The New York Times’ John Tierney’s most recent column touched on an issue that’s gaining more and more traction of late.
Republicans in Washington did not abandon their principles lightly. When they embraced “compassionate conservatism,” when they started spending like Democrats, most of them didn’t claim to suddenly love big government.
No, they were just being practical. The party’s strategists explained that the small-government mantra didn’t cut it with voters anymore. Forget eliminating the Department of Education — double its budget and expand its power. Stop complaining about middle-class entitlements — create a new one for prescription drugs. Instead of obsessing about government waste, bring home the bacon.
But as long as we’re being practical, what do Republicans have to show for their largess? Passing the drug benefit and the No Child Left Behind Act gave them a slight boost in the polls on those issues, but not for long. When voters this year were asked in a New York Times/CBS News Poll which party they trusted to handle education and prescription drugs, the Republicans scored even worse than they did before those bills had been passed.

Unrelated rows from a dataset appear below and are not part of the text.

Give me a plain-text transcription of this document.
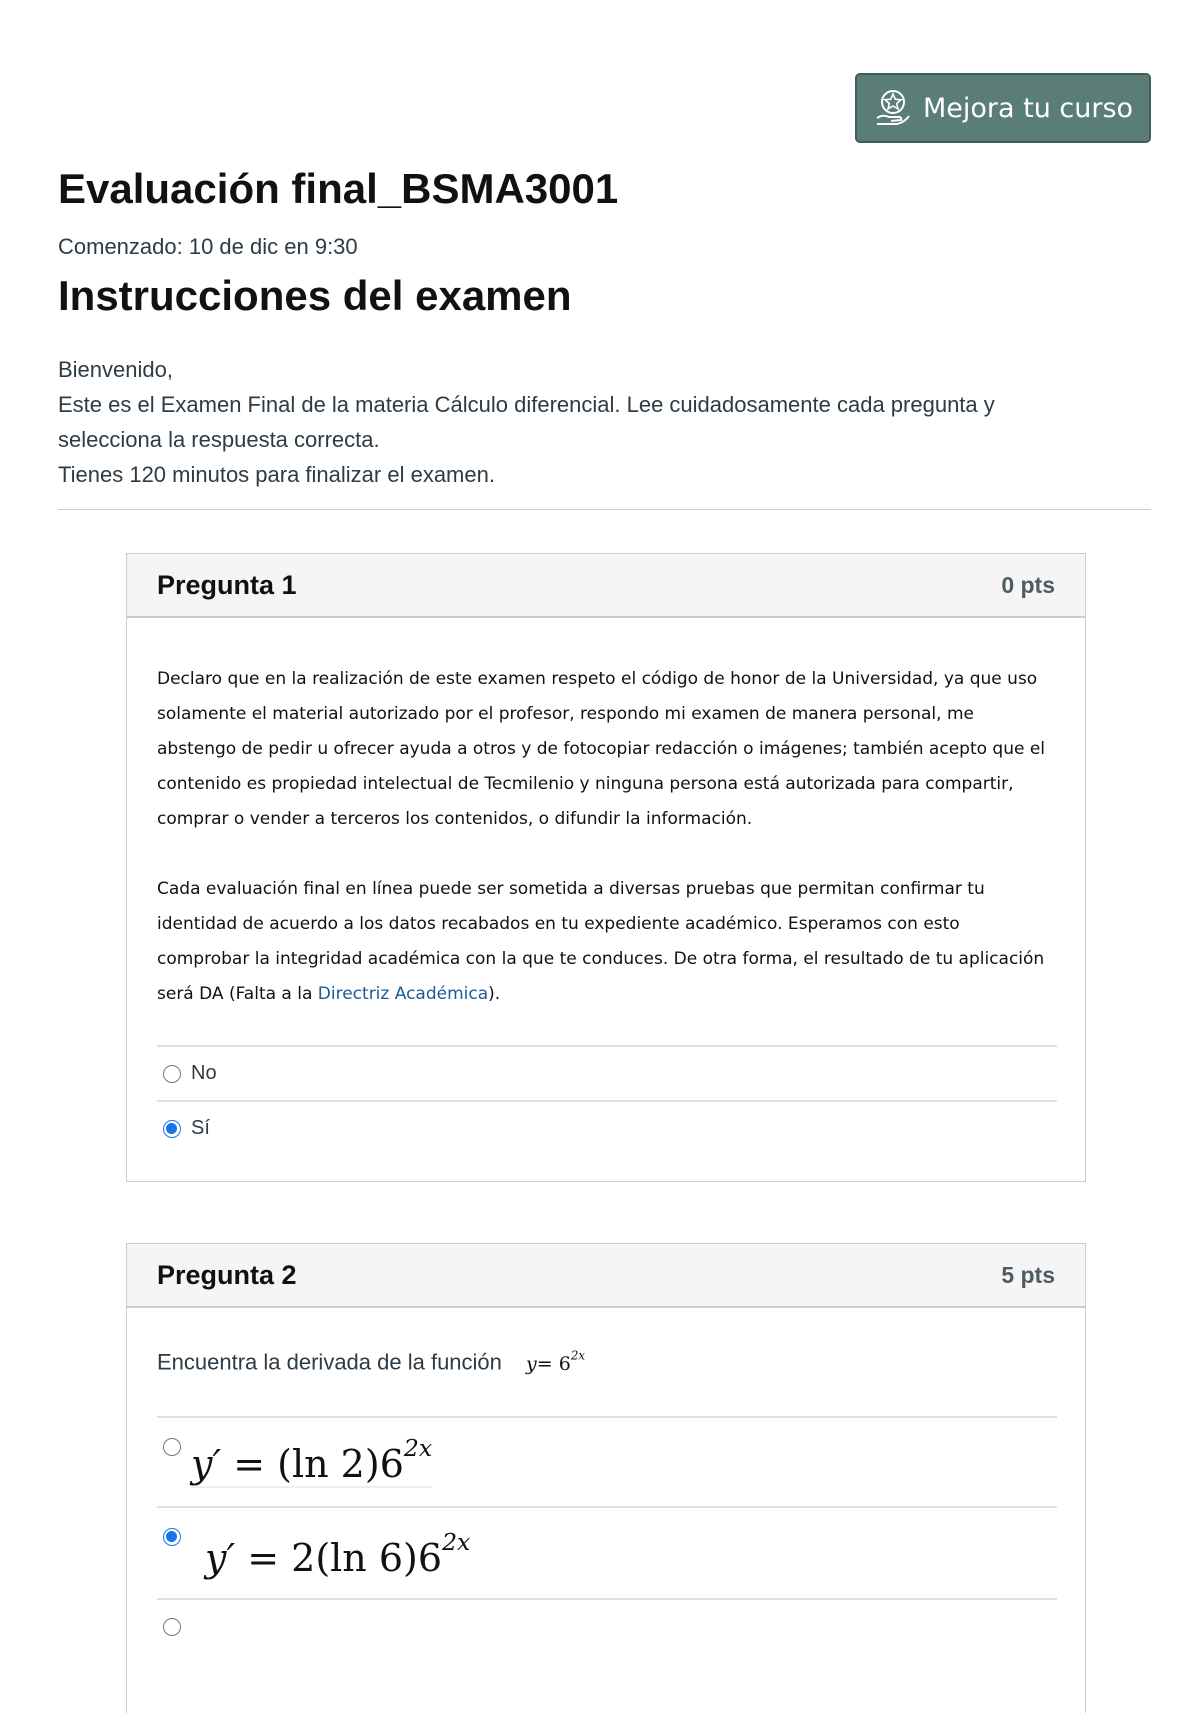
Mejora tu curso
Evaluación final_BSMA3001
Comenzado: 10 de dic en 9:30
Instrucciones del examen

Bienvenido,

Este es el Examen Final de la materia Cálculo diferencial. Lee cuidadosamente cada pregunta y selecciona la respuesta correcta.

Tienes 120 minutos para finalizar el examen.

Pregunta 1	0 pts

Declaro que en la realización de este examen respeto el código de honor de la Universidad, ya que uso solamente el material autorizado por el profesor, respondo mi examen de manera personal, me abstengo de pedir u ofrecer ayuda a otros y de fotocopiar redacción o imágenes; también acepto que el contenido es propiedad intelectual de Tecmilenio y ninguna persona está autorizada para compartir, comprar o vender a terceros los contenidos, o difundir la información.

Cada evaluación final en línea puede ser sometida a diversas pruebas que permitan confirmar tu identidad de acuerdo a los datos recabados en tu expediente académico. Esperamos con esto comprobar la integridad académica con la que te conduces. De otra forma, el resultado de tu aplicación será DA (Falta a la Directriz Académica).

No
Sí
Pregunta 2	5 pts
Encuentra la derivada de la función $y= 6^{2x}$
y′ = (ln $2)6^{2x}$
y′ = 2(ln $6)6^{2x}$
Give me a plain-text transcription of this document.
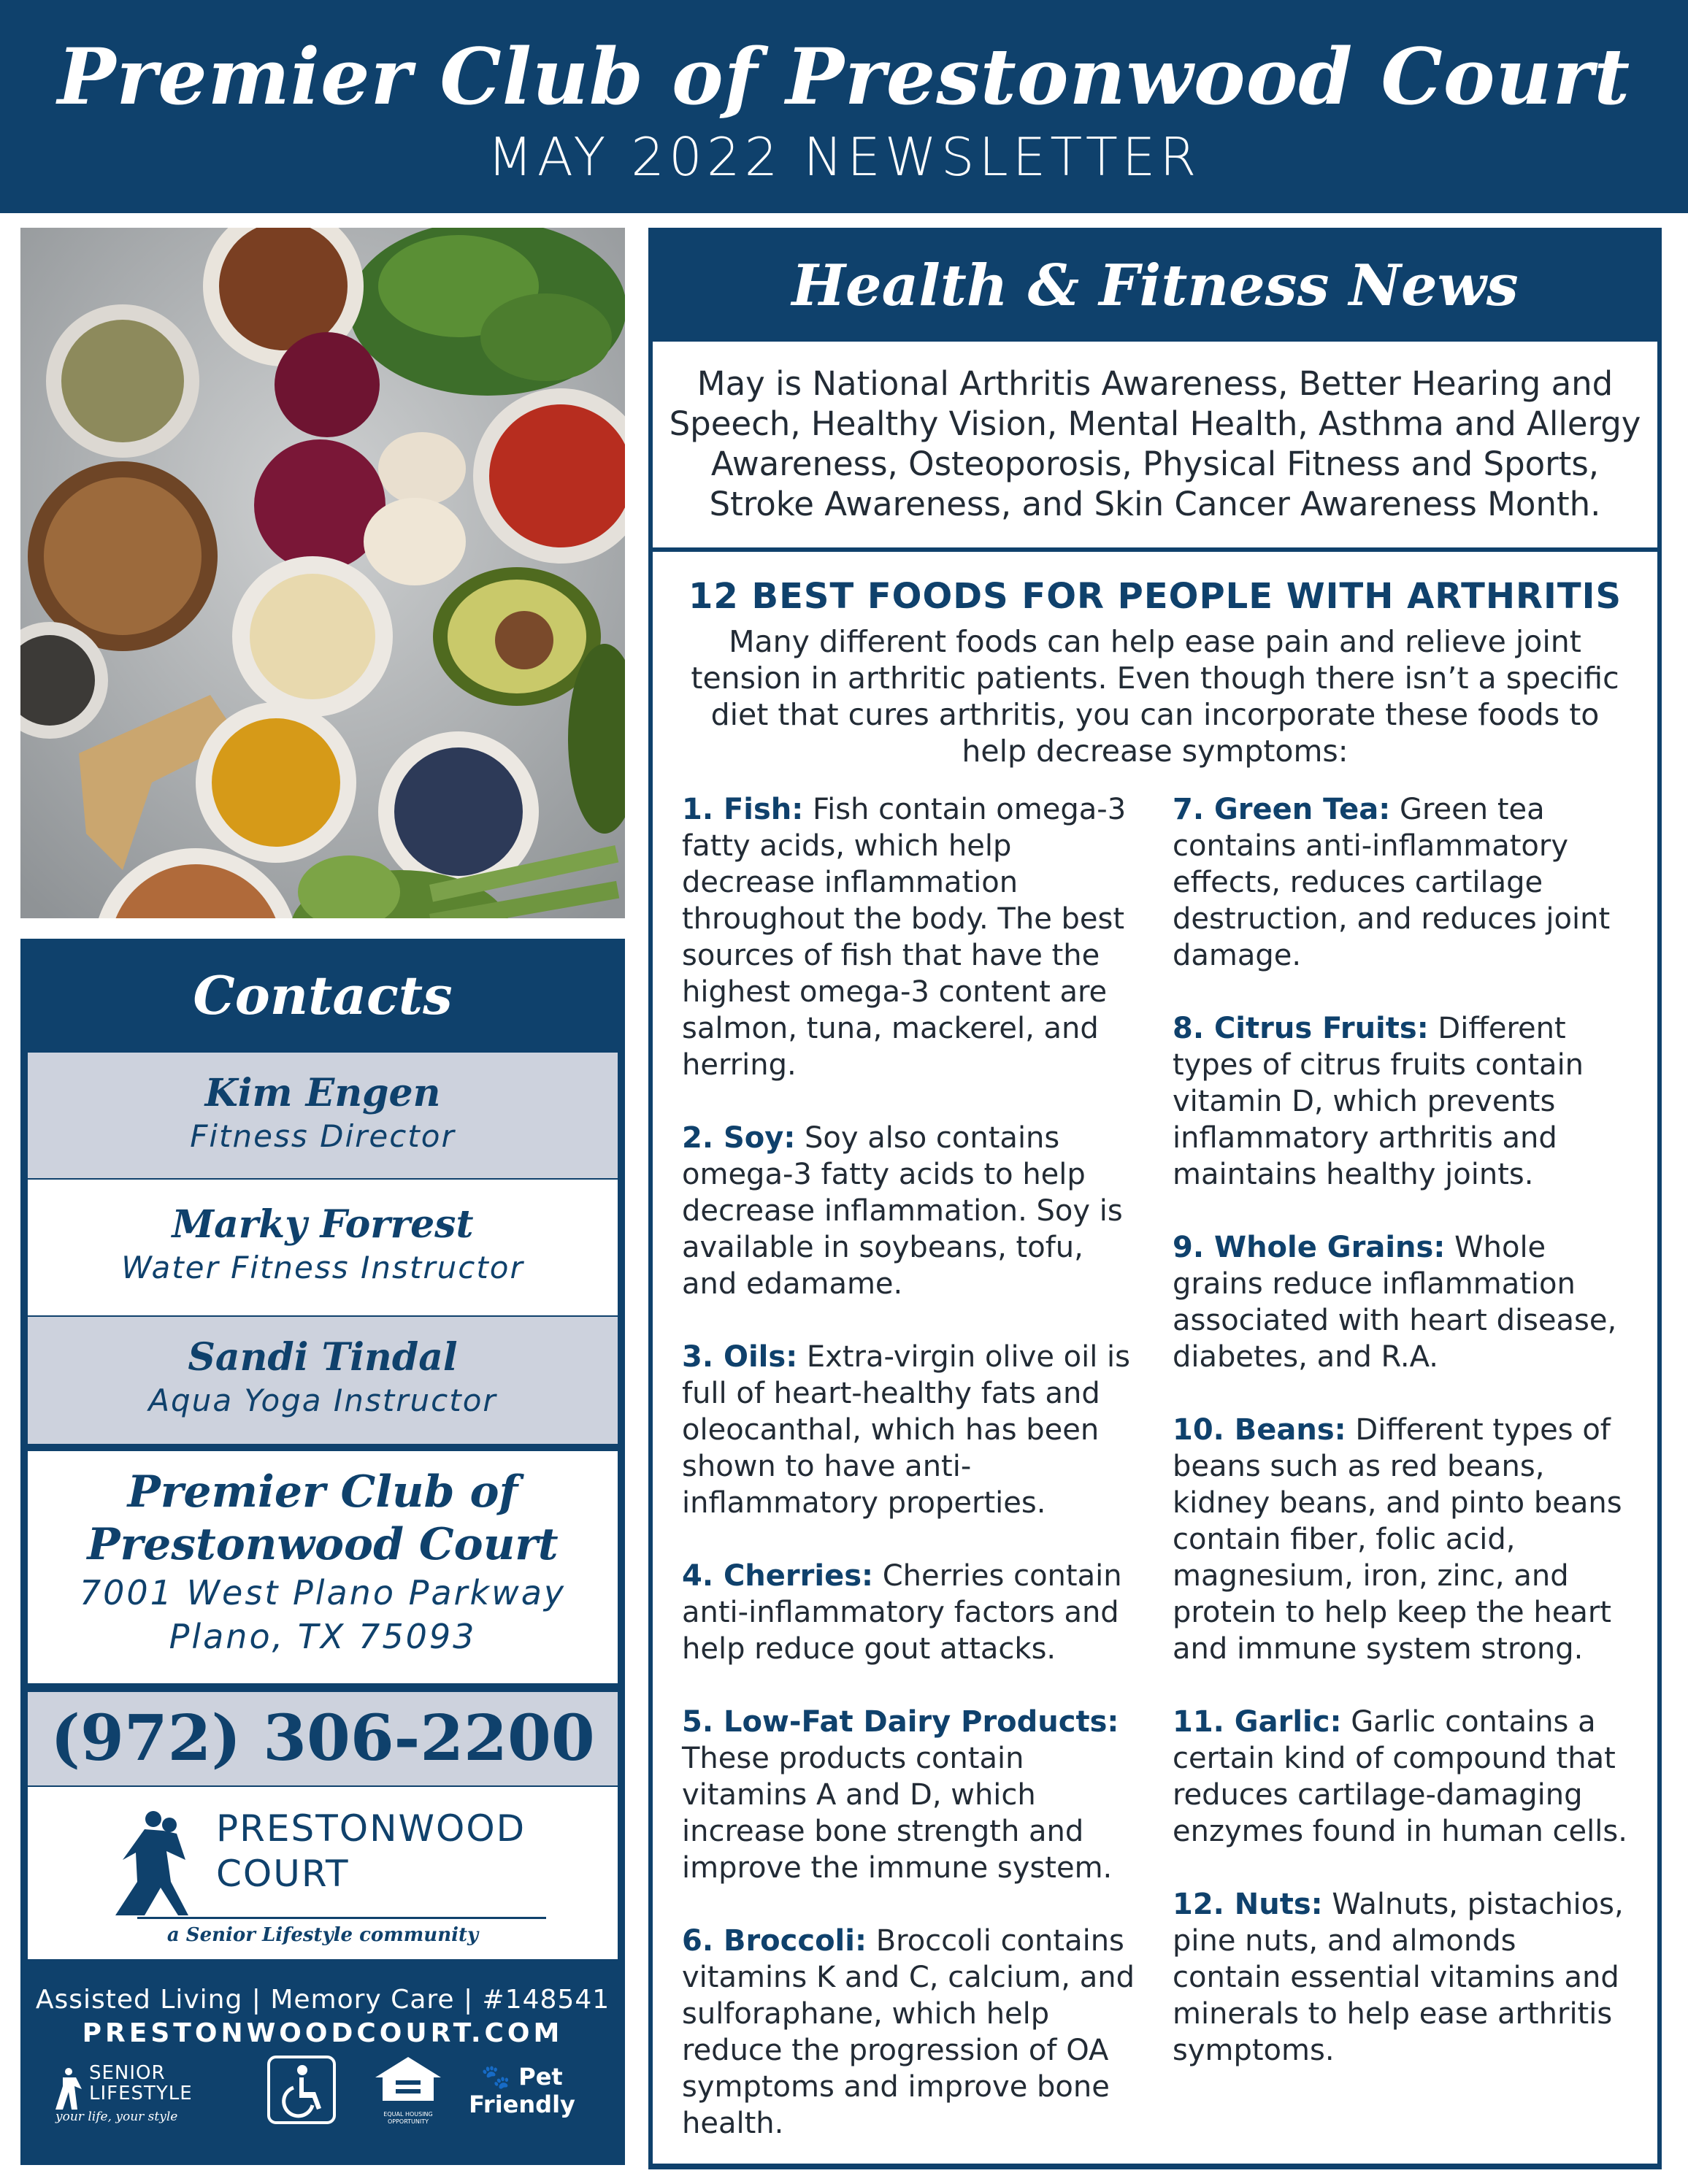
Premier Club of Prestonwood Court
MAY 2022 NEWSLETTER
Contacts
Kim Engen
Fitness Director
Marky Forrest
Water Fitness Instructor
Sandi Tindal
Aqua Yoga Instructor
Premier Club of
Prestonwood Court
7001 West Plano Parkway
Plano, TX 75093
(972) 306-2200
PRESTONWOOD
COURT
a Senior Lifestyle community
Assisted Living | Memory Care | #148541
PRESTONWOODCOURT.COM
SENIOR
LIFESTYLE
your life, your style	EQUAL HOUSING OPPORTUNITY
🐾 Pet
Friendly
Health & Fitness News

May is National Arthritis Awareness, Better Hearing and Speech, Healthy Vision, Mental Health, Asthma and Allergy Awareness, Osteoporosis, Physical Fitness and Sports, Stroke Awareness, and Skin Cancer Awareness Month.

12 BEST FOODS FOR PEOPLE WITH ARTHRITIS
Many different foods can help ease pain and relieve joint tension in arthritic patients. Even though there isn’t a specific diet that cures arthritis, you can incorporate these foods to help decrease symptoms:
1. Fish: Fish contain omega-3 fatty acids, which help decrease inflammation throughout the body. The best sources of fish that have the highest omega-3 content are salmon, tuna, mackerel, and herring.
2. Soy: Soy also contains omega-3 fatty acids to help decrease inflammation. Soy is available in soybeans, tofu, and edamame.
3. Oils: Extra-virgin olive oil is full of heart-healthy fats and oleocanthal, which has been shown to have anti-inflammatory properties.
4. Cherries: Cherries contain anti-inflammatory factors and help reduce gout attacks.
5. Low-Fat Dairy Products: These products contain vitamins A and D, which increase bone strength and improve the immune system.
6. Broccoli: Broccoli contains vitamins K and C, calcium, and sulforaphane, which help reduce the progression of OA symptoms and improve bone health.
7. Green Tea: Green tea contains anti-inflammatory effects, reduces cartilage destruction, and reduces joint damage.
8. Citrus Fruits: Different types of citrus fruits contain vitamin D, which prevents inflammatory arthritis and maintains healthy joints.
9. Whole Grains: Whole grains reduce inflammation associated with heart disease, diabetes, and R.A.
10. Beans: Different types of beans such as red beans, kidney beans, and pinto beans contain fiber, folic acid, magnesium, iron, zinc, and protein to help keep the heart and immune system strong.
11. Garlic: Garlic contains a certain kind of compound that reduces cartilage-damaging enzymes found in human cells.
12. Nuts: Walnuts, pistachios, pine nuts, and almonds contain essential vitamins and minerals to help ease arthritis symptoms.
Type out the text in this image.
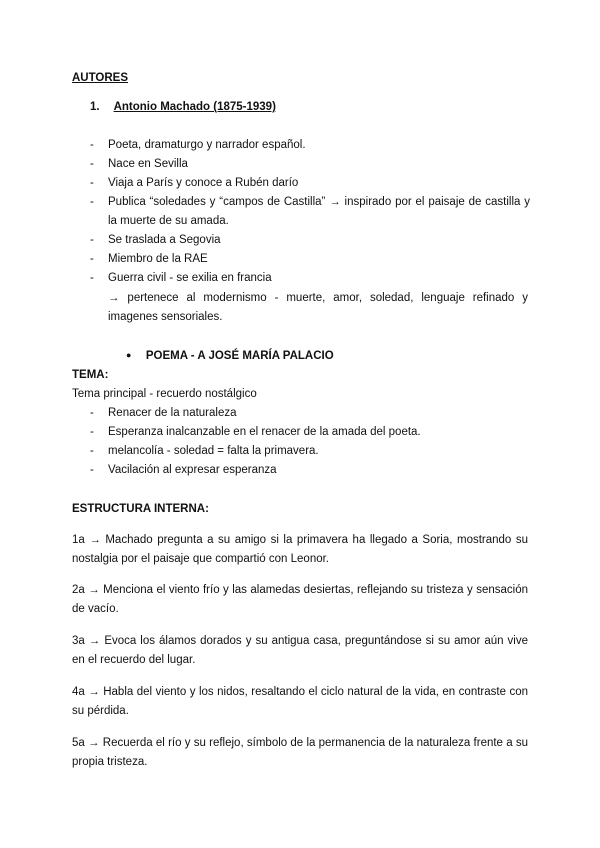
AUTORES
1. Antonio Machado (1875-1939)
- Poeta, dramaturgo y narrador español.
- Nace en Sevilla
- Viaja a París y conoce a Rubén darío
- Publica “soledades y “campos de Castilla” → inspirado por el paisaje de castilla y la muerte de su amada.
- Se traslada a Segovia
- Miembro de la RAE
- Guerra civil - se exilia en francia
→ pertenece al modernismo - muerte, amor, soledad, lenguaje refinado y imagenes sensoriales.
● POEMA - A JOSÉ MARÍA PALACIO
TEMA:
Tema principal - recuerdo nostálgico
- Renacer de la naturaleza
- Esperanza inalcanzable en el renacer de la amada del poeta.
- melancolía - soledad = falta la primavera.
- Vacilación al expresar esperanza
ESTRUCTURA INTERNA:
1a → Machado pregunta a su amigo si la primavera ha llegado a Soria, mostrando su nostalgia por el paisaje que compartió con Leonor.
2a → Menciona el viento frío y las alamedas desiertas, reflejando su tristeza y sensación de vacío.
3a → Evoca los álamos dorados y su antigua casa, preguntándose si su amor aún vive en el recuerdo del lugar.
4a → Habla del viento y los nidos, resaltando el ciclo natural de la vida, en contraste con su pérdida.
5a → Recuerda el río y su reflejo, símbolo de la permanencia de la naturaleza frente a su propia tristeza.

Meanwhile, they’ve developed a new problem: holding the party together.
Tierney, of course, is not a disinterested observer. An unabashed libertarian, Tierney laments the GOP’s direction because they haven’t done enough to make him (and people who share his ideology) happy — they’ve spent too much and made the government too big.
The consequence, as Tierney sees it, is that the delicate coalition of moralists and libertarians that helped lead Republicans dominate as the majority party in DC now finds its coalition unraveling. No GOP faction is getting what it wants — and each faction holds their intra-party rivals responsible.
Tierney’s headline was, “Can This Party Be Saved?” To a certain extent, it sounds like a silly question: the party that allegedly needs “saving” currently controls every branch of the government, and up until fairly recently, was openly speculating about a “permanent” majority.”
But all of a sudden, it’s a question that doesn’t seem quite as absurd anymore.
The column coincides with a similar piece in Insight magazine, an off-shoot of Sun Myung Moon’s far-right Washington Times, which suggests in its latest issue that the rift in the GOP is big and getting bigger.
President Bush has been trying to maintain a united Republican Party amid flagging conservative support and a split with the GOP’s liberal wing.
The two wings are so far apart that party strategists no longer envision a united front for the November congressional elections. The strategists said many of the [liberal Republicans], already alienated from the White House, have been campaigning as opponents of the president in an effort to win re-election as part of an expected Democratic Party sweep of Congress.
Some of this (such as the notion that there’s a reasonably sized group of “liberal Republicans”) seems overwrought. What’s more, much of the speculation seems like pre-election rationalizing from a party that appears poised for a rough campaign cycle.
But is there something to the broader argument? If the Republican ascendancy has peaked, are we hearing the early grumblings of a party that may soon be overwhelmed by infighting?
And if so, who’ll end up winning the intra-party struggle?